19 de dezembro de 2021

Primeira Impressão

Purakê
Gaby Amarantos






Apesar de ter uma carreira que está se aproximando de vinte anos de estrada, a Gaby Amarantos chega apenas agora ao segundo álbum da sua carreira. Depois de quase dez anos do seu debut Treme que teve o imenso sucesso de Ex-Mai Love, a cantora lança Purakê em seu melhor momento como artista, pois o resultado mostra o amadurecimento de uma cantora que tem plena consciência de quem é e de onde veio.

Purakê é uma celebração festiva, carinhosa e radiante de vários gêneros e ritmos brasileiros que durante muito tempo foram considerados apenas como brega. Não é apenas uma celebração, mas, também, um olhar ao futuro dos sons saídos da Amazônia e adjacentes, transformando o álbum em um encontro do tradicional com o novo de maneira fluida, generosa e encorpada. A principal qualidade do álbum é a ótima produção do também cantor Jaloo. Criando uma coleção de canções que soam completamente finalizadas e com um cuidado extremamente especial, o álbum foge de qualquer possibilidade de terminar como um trabalho com apenas ótimas intenções e ideias válidas para ser um projeto com corpo, alma e, principalmente, coração. A principal prova disso está na sensacional Vênus Em Escorpião: “uma surpreendente mistura de tecnobrega, tecnomelody, electropop e dance pop que na teoria não deveria funcionar.

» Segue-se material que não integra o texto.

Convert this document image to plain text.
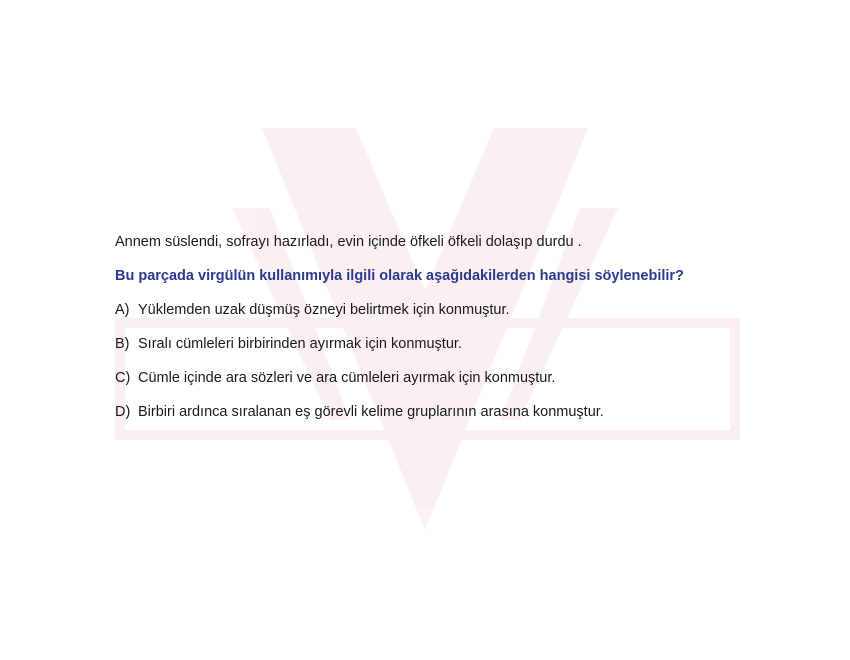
Annem süslendi, sofrayı hazırladı, evin içinde öfkeli öfkeli dolaşıp durdu .

Bu parçada virgülün kullanımıyla ilgili olarak aşağıdakilerden hangisi söylenebilir?

A) Yüklemden uzak düşmüş özneyi belirtmek için konmuştur.

B) Sıralı cümleleri birbirinden ayırmak için konmuştur.

C) Cümle içinde ara sözleri ve ara cümleleri ayırmak için konmuştur.

D) Birbiri ardınca sıralanan eş görevli kelime gruplarının arasına konmuştur.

Na prática, porém, o resultado é uma excitante, classuda e ousada canção que consegue conquistar aqueles que podem ter algum tipo de problema com estilos nacionais, não apenas pela inclusão de gêneros gringos, mas, principalmente, devido a inteligência na produção em valorizar a sua brasilidade”. A canção tem a sua força aumentada devido as participações do lendário Ney Matogrosso e da cantora Urias. E isso é outro ponto alto de Purakê.

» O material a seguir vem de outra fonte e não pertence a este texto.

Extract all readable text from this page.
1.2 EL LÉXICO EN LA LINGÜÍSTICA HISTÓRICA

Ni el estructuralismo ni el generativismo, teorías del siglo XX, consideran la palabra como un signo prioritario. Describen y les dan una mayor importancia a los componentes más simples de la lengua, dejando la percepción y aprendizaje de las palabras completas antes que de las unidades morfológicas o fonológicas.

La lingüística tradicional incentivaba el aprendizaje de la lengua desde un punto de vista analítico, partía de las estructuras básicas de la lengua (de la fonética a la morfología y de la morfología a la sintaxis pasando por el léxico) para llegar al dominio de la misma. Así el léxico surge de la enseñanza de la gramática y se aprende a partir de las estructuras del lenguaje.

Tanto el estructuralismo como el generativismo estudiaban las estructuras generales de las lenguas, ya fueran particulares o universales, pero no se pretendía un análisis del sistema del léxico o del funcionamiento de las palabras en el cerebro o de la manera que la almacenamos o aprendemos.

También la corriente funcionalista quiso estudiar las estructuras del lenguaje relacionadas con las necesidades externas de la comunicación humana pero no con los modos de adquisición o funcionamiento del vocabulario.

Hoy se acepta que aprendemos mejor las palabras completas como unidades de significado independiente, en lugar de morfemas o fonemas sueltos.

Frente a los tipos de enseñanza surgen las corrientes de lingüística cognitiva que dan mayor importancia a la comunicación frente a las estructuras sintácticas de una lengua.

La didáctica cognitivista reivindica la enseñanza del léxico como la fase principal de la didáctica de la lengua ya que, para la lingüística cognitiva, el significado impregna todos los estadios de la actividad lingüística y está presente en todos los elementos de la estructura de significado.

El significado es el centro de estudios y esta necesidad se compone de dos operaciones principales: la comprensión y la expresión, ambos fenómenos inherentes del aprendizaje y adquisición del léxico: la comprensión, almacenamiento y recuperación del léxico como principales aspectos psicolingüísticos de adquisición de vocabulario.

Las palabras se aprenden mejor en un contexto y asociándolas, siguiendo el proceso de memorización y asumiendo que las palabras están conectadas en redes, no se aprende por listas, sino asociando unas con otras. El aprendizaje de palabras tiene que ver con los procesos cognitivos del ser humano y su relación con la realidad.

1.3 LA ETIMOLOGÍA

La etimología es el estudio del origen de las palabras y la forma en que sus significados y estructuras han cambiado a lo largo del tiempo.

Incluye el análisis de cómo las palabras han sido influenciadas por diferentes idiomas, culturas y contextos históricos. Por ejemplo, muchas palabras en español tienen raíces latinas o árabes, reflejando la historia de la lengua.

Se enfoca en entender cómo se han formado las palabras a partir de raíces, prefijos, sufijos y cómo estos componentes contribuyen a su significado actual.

Ao contrário de outros artistas que enchem álbuns de participações que não fazem peso e apenas servem para encher linguiça, Gaby valoriza cada convidado de maneira exemplar. E o principal momento disso é na faixa abre alas de PurakêÚltima Lágrima. A faixa tem as presenças ilustríssimas de três lendas do cancioneiro brasileiro: a voz de Dona Onete declamando alguns versos em off, a gigantesca Elza Soares e a titã do samba Alcione. Devo admitir que a canção fica até pequena demais para tanto talento, mas não ofende o talento de ninguém ao dar espaço suficiente para todas colocarem as suas marcas. Outro momento impressionante de dueto é na baladona Amor Para Recordar com a presença da sempre sensacional Liniker. Apesar desses destaques de convidados, a estrela de Purakê é a Gaby que faz a gente perceber o quanto boa cantora a paraense é na verdade.

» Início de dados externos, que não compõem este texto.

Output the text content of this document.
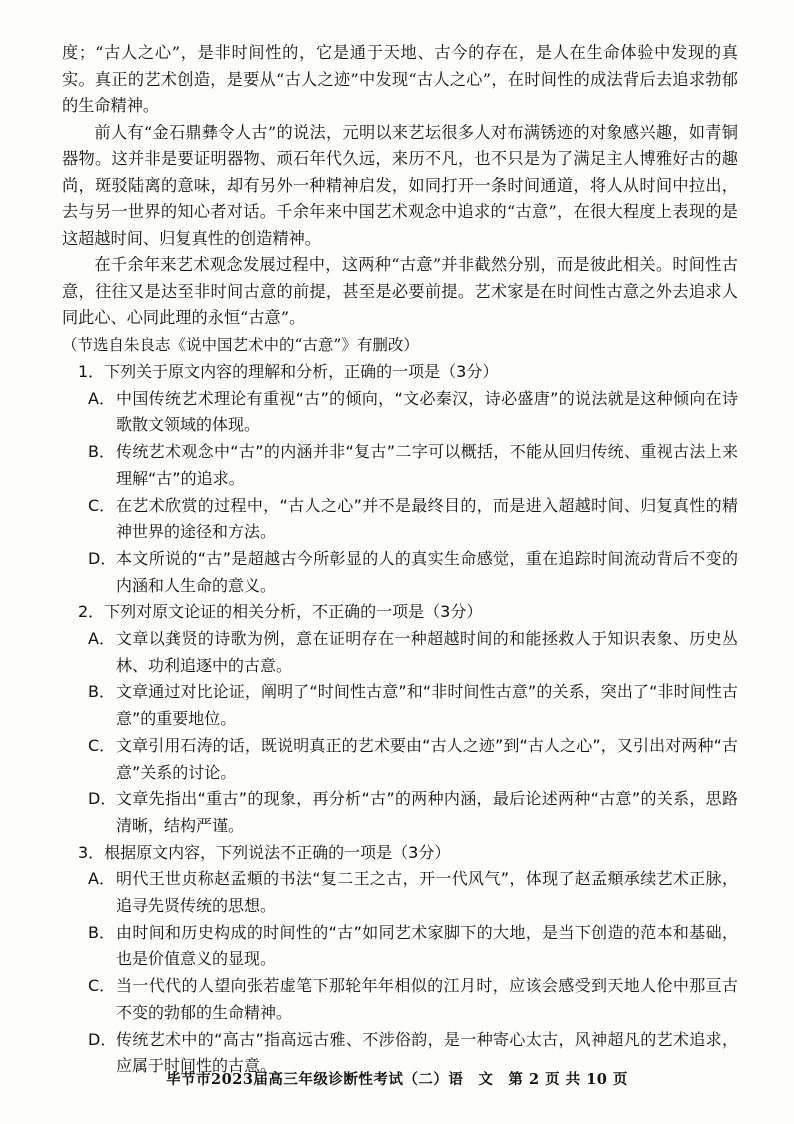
度；“古人之心”，是非时间性的，它是通于天地、古今的存在，是人在生命体验中发现的真实。真正的艺术创造，是要从“古人之迹”中发现“古人之心”，在时间性的成法背后去追求勃郁的生命精神。

前人有“金石鼎彝令人古”的说法，元明以来艺坛很多人对布满锈迹的对象感兴趣，如青铜器物。这并非是要证明器物、顽石年代久远，来历不凡，也不只是为了满足主人博雅好古的趣尚，斑驳陆离的意味，却有另外一种精神启发，如同打开一条时间通道，将人从时间中拉出，去与另一世界的知心者对话。千余年来中国艺术观念中追求的“古意”，在很大程度上表现的是这超越时间、归复真性的创造精神。

在千余年来艺术观念发展过程中，这两种“古意”并非截然分别，而是彼此相关。时间性古意，往往又是达至非时间古意的前提，甚至是必要前提。艺术家是在时间性古意之外去追求人同此心、心同此理的永恒“古意”。

（节选自朱良志《说中国艺术中的“古意”》有删改）

1．下列关于原文内容的理解和分析，正确的一项是（3分）

A． 中国传统艺术理论有重视“古”的倾向，“文必秦汉，诗必盛唐”的说法就是这种倾向在诗歌散文领域的体现。

B． 传统艺术观念中“古”的内涵并非“复古”二字可以概括，不能从回归传统、重视古法上来理解“古”的追求。

C． 在艺术欣赏的过程中，“古人之心”并不是最终目的，而是进入超越时间、归复真性的精神世界的途径和方法。

D． 本文所说的“古”是超越古今所彰显的人的真实生命感觉，重在追踪时间流动背后不变的内涵和人生命的意义。

2．下列对原文论证的相关分析，不正确的一项是（3分）

A． 文章以龚贤的诗歌为例，意在证明存在一种超越时间的和能拯救人于知识表象、历史丛林、功利追逐中的古意。

B． 文章通过对比论证，阐明了“时间性古意”和“非时间性古意”的关系，突出了“非时间性古意”的重要地位。

C． 文章引用石涛的话，既说明真正的艺术要由“古人之迹”到“古人之心”，又引出对两种“古意”关系的讨论。

D． 文章先指出“重古”的现象，再分析“古”的两种内涵，最后论述两种“古意”的关系，思路清晰，结构严谨。

3．根据原文内容，下列说法不正确的一项是（3分）

A． 明代王世贞称赵孟頫的书法“复二王之古，开一代风气”，体现了赵孟頫承续艺术正脉，追寻先贤传统的思想。

B． 由时间和历史构成的时间性的“古”如同艺术家脚下的大地，是当下创造的范本和基础，也是价值意义的显现。

C． 当一代代的人望向张若虚笔下那轮年年相似的江月时，应该会感受到天地人伦中那亘古不变的勃郁的生命精神。

D． 传统艺术中的“高古”指高远古雅、不涉俗韵，是一种寄心太古，风神超凡的艺术追求，应属于时间性的古意。

毕节市2023届高三年级诊断性考试（二）语　文　第 2 页 共 10 页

Dona de uma voz forte e com uma áurea que mistura os seus regionalismos com um toque das grandes cantoras da era do rádio, Gaby consegue segurar as canções mais densas com as extrovertidas com a mesma facilidade. Em Arreda, Gaby se joga com força no tecnobrega usando o grave da sua voz sem medo juntando forças com a Leona Vingativa e Viviane Batidão. Já em Rio, a cantora mostra um lado extremamente emocional em uma performance tocante. O problema de Purakê é o que chamo de falta de letra. Apesar de não apresentar nenhum momento que seja abaixo da média, várias composições do álbum apresentam a mesma estrutura de verso/refrão/repete o primeiro verso/refrão até o final. Falta mais um trabalho de quebrar esse ciclo para dar ainda mais profundidade para as canções. Felizmente, Gaby supera esse problema com ótimas canções como, por exemplo, Opará com a presença de Luedji Luna, a empoderada Selfie sobre amor próprio, Sangrando em parceria com Potyguara Bardo e, por fim, o produtor Jaloo dá as caras em Tchau “uma deliciosa e carismática mistura de brega, techo brega, arrocha e toques bem vindos de pop em uma canção que não tem medo de exalar a sua brasilidade”. Ouvir Purakê ajuda a mostrar o quanto parte do Brasil ainda está desconectado da verdadeira sonoridade nacional, mas fico feliz por artistas como a Gaby Amarantos por mostrar esse Brasil. Espero que não precise passar mais dez anos até o próximo álbum.